45 points by wglb a year ago

amluto a year ago

I’m suspicious that there’s another factor in play: images being correctly labeled in the training set. Even from high-end hospitals, my personal experience leads me to believe that radiologists make both major types of error on a regular basis: calling out abnormalities in an image that are entirely irrelevant and missing actual relevant problems in an image that are subsequently easily seen by a doctor who is aware of what seems to be actually wrong. To top it off, sure many patients end up being diagnosed with whatever the radiologist saw, and no one ever confirms that the diagnosis was really correct. (And how could they? A lot of conditions are hard to diagnose!)

So the training data is probably hugely biased, and the models will learn to predict the training labels as opposed to any magically correct “ground truth”. And internally detecting demographics and producing an output biased by demographics may well result in a better match to the training data than a perfect, unbiased output would be.

KingOfCoders a year ago

We recently had two ultrasonic examinations, both by specialists, both saw different things.
resource_waste a year ago

Yeah this is actually it.
Its much easier for physicians to blame technology than their profession.
- nradov a year ago
  
  I'm not sure it's a matter of "blame" as such. While there are occasional cases of incompetence or malpractice, biology is inherently messy and uncertain.

teruakohatu a year ago

I have not been able to fully digest this paper yet, and medical data is not my speciality. It is interesting but not surprising that models appear able to determine the demographics of the patient that even radiologists are unable to. It is also not surprising that models use this to "cheat" (find demographic shortcuts in disease classification).

My understanding is that doctors may unconsciously do this as well, ignoring a possible diagnosis because they don't expect a patient of a certain demographic to have a particular issue.

I would expect radiologists who practice in very different demographic environments would not do as well when evaluating images another environment.

At the end of the day radiology is more an art than a science, so the training data may well be faulty. Krupinski (2010) wrote in an interesting paper [1]:

"Medical images need to be interpreted because they are not self-explanatory... In radiology alone, estimates suggest that, in some areas, there may be up to a 30% miss rate and an equally high false positive rate ... interpretation errors can be caused by a host of psychophysical processes ... radiologists are less accurate after a day of reading diagnostic images and that their ability to focus on the display screen is reduced because of myopia. "

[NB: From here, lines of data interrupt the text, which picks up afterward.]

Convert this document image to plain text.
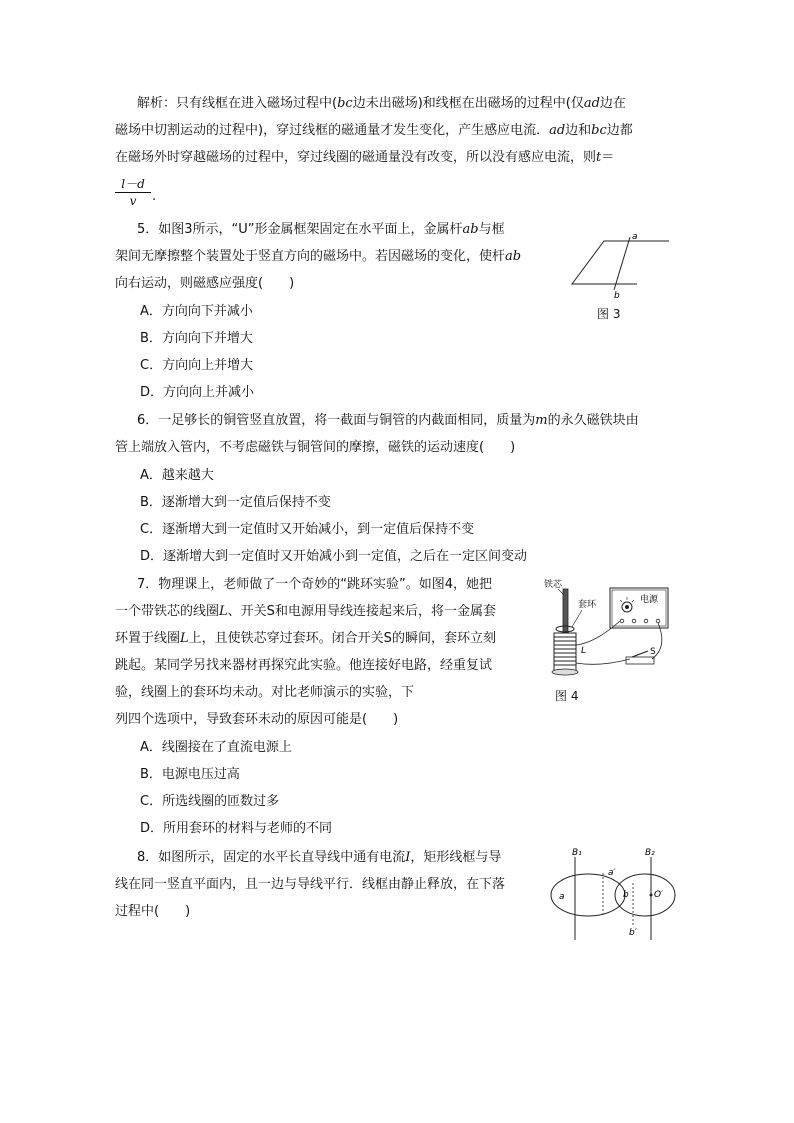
解析：只有线框在进入磁场过程中(bc边未出磁场)和线框在出磁场的过程中(仅ad边在
磁场中切割运动的过程中)，穿过线框的磁通量才发生变化，产生感应电流．ad边和bc边都
在磁场外时穿越磁场的过程中，穿过线圈的磁通量没有改变，所以没有感应电流，则t＝
l－d
v	.
5．如图3所示，“U”形金属框架固定在水平面上，金属杆ab与框
架间无摩擦整个装置处于竖直方向的磁场中。若因磁场的变化，使杆ab
向右运动，则磁感应强度(　　)
A．方向向下并减小
B．方向向下并增大
C．方向向上并增大
D．方向向上并减小
a
b
图 3
6．一足够长的铜管竖直放置，将一截面与铜管的内截面相同，质量为m的永久磁铁块由
管上端放入管内，不考虑磁铁与铜管间的摩擦，磁铁的运动速度(　　)
A．越来越大
B．逐渐增大到一定值后保持不变
C．逐渐增大到一定值时又开始减小，到一定值后保持不变
D．逐渐增大到一定值时又开始减小到一定值，之后在一定区间变动
7．物理课上，老师做了一个奇妙的“跳环实验”。如图4，她把
一个带铁芯的线圈L、开关S和电源用导线连接起来后，将一金属套
环置于线圈L上，且使铁芯穿过套环。闭合开关S的瞬间，套环立刻
跳起。某同学另找来器材再探究此实验。他连接好电路，经重复试
验，线圈上的套环均未动。对比老师演示的实验，下
列四个选项中，导致套环未动的原因可能是(　　)
A．线圈接在了直流电源上
B．电源电压过高
C．所选线圈的匝数过多
D．所用套环的材料与老师的不同
电源
S
铁芯
套环
L
图 4
8．如图所示，固定的水平长直导线中通有电流I，矩形线框与导
线在同一竖直平面内，且一边与导线平行．线框由静止释放，在下落
过程中(　　)
B₁	B₂
a
a′
b	O′
b′
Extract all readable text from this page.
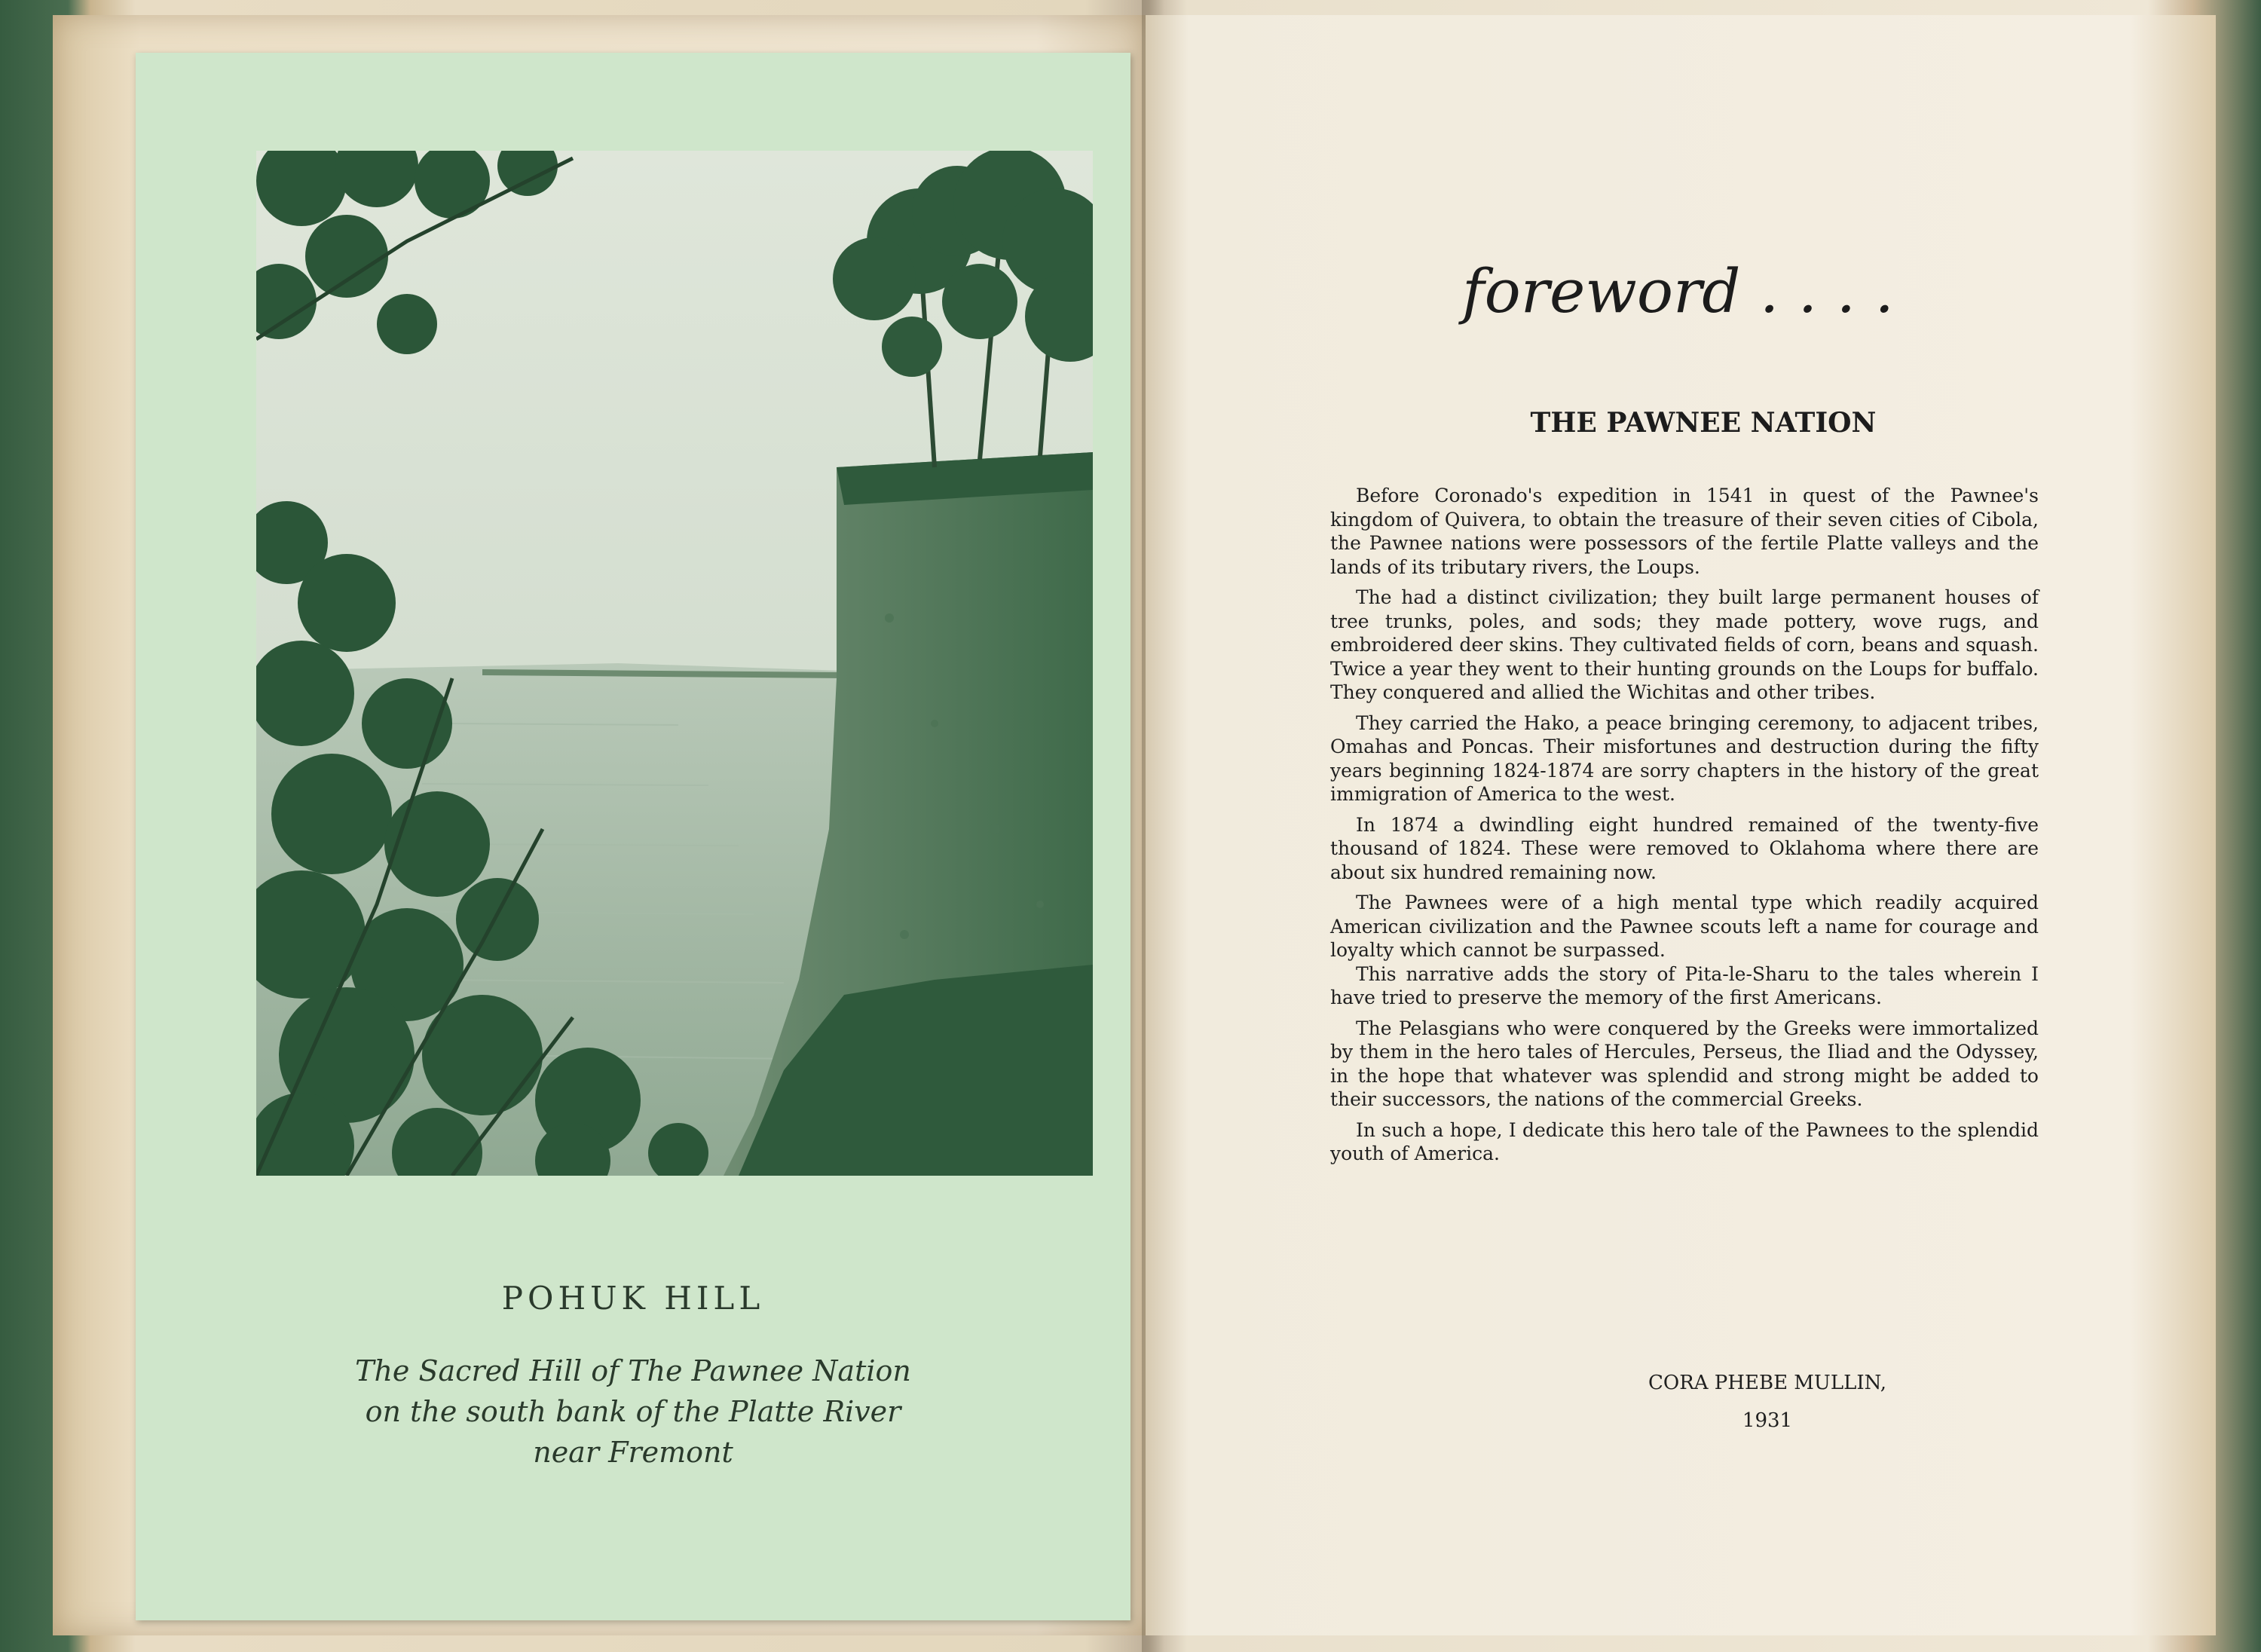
POHUK HILL
The Sacred Hill of The Pawnee Nation
on the south bank of the Platte River
near Fremont
foreword . . . .
THE PAWNEE NATION

Before Coronado's expedition in 1541 in quest of the Pawnee's kingdom of Quivera, to obtain the treasure of their seven cities of Cibola, the Pawnee nations were possessors of the fertile Platte valleys and the lands of its tributary rivers, the Loups.

The had a distinct civilization; they built large permanent houses of tree trunks, poles, and sods; they made pottery, wove rugs, and embroidered deer skins. They cultivated fields of corn, beans and squash. Twice a year they went to their hunting grounds on the Loups for buffalo. They conquered and allied the Wichitas and other tribes.

They carried the Hako, a peace bringing ceremony, to adjacent tribes, Omahas and Poncas. Their misfortunes and destruction during the fifty years beginning 1824-1874 are sorry chapters in the history of the great immigration of America to the west.

In 1874 a dwindling eight hundred remained of the twenty-five thousand of 1824. These were removed to Oklahoma where there are about six hundred remaining now.

The Pawnees were of a high mental type which readily acquired American civilization and the Pawnee scouts left a name for courage and loyalty which cannot be surpassed.

This narrative adds the story of Pita-le-Sharu to the tales wherein I have tried to preserve the memory of the first Americans.

The Pelasgians who were conquered by the Greeks were immortalized by them in the hero tales of Hercules, Perseus, the Iliad and the Odyssey, in the hope that whatever was splendid and strong might be added to their successors, the nations of the commercial Greeks.

In such a hope, I dedicate this hero tale of the Pawnees to the splendid youth of America.

CORA PHEBE MULLIN,
1931
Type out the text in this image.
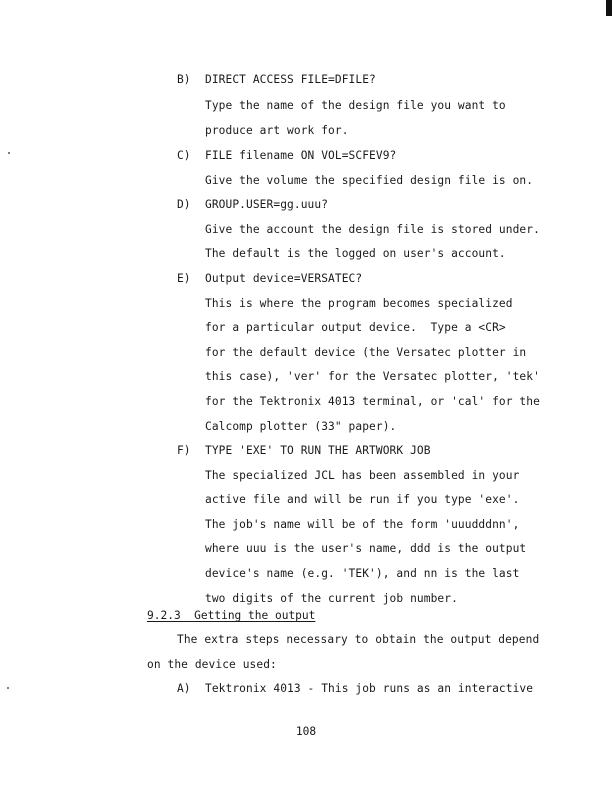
B) DIRECT ACCESS FILE=DFILE?
Type the name of the design file you want to
produce art work for.
C) FILE filename ON VOL=SCFEV9?
Give the volume the specified design file is on.
D) GROUP.USER=gg.uuu?
Give the account the design file is stored under.
The default is the logged on user's account.
E) Output device=VERSATEC?
This is where the program becomes specialized
for a particular output device.  Type a <CR>
for the default device (the Versatec plotter in
this case), 'ver' for the Versatec plotter, 'tek'
for the Tektronix 4013 terminal, or 'cal' for the
Calcomp plotter (33" paper).
F) TYPE 'EXE' TO RUN THE ARTWORK JOB
The specialized JCL has been assembled in your
active file and will be run if you type 'exe'.
The job's name will be of the form 'uuudddnn',
where uuu is the user's name, ddd is the output
device's name (e.g. 'TEK'), and nn is the last
two digits of the current job number.
9.2.3  Getting the output
The extra steps necessary to obtain the output depend
on the device used:
A) Tektronix 4013 - This job runs as an interactive
108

I would hope datasets included a substantial amount of images that were originally mis-classified as a human.

[1] https://www.ncbi.nlm.nih.gov/pmc/articles/PMC3881280/

carbocation a year ago

It's not too hard to train yourself to identify sex or approximate age. (I claim this because of time spent reviewing model output for work that I have done to build models to estimate age.) The reason radiologists don't do this is that there is no clinical reason to do it, so it's not a skill that they develop. (Deep neural networks can also beat radiologists at bird classification, another task that is not relevant for their job.)

ogarten a year ago

How does this surprise anyone?

Medical data for AI training is almost always sources in some more or less shady country because they lack any privacy regulations. It's then annotated by a hoard of cheap workers who may or may not have advanced medical training.

Even "normal medicine" is extremely biased towards male people fitting inside the norm which is why a lot of things are not detected early enough in women or in people who do not match that norm.

Next thing: Doctors often think that their annotations are the absolute gold standard but they don't necessarily know everything that is in an X-Ray or an MRI.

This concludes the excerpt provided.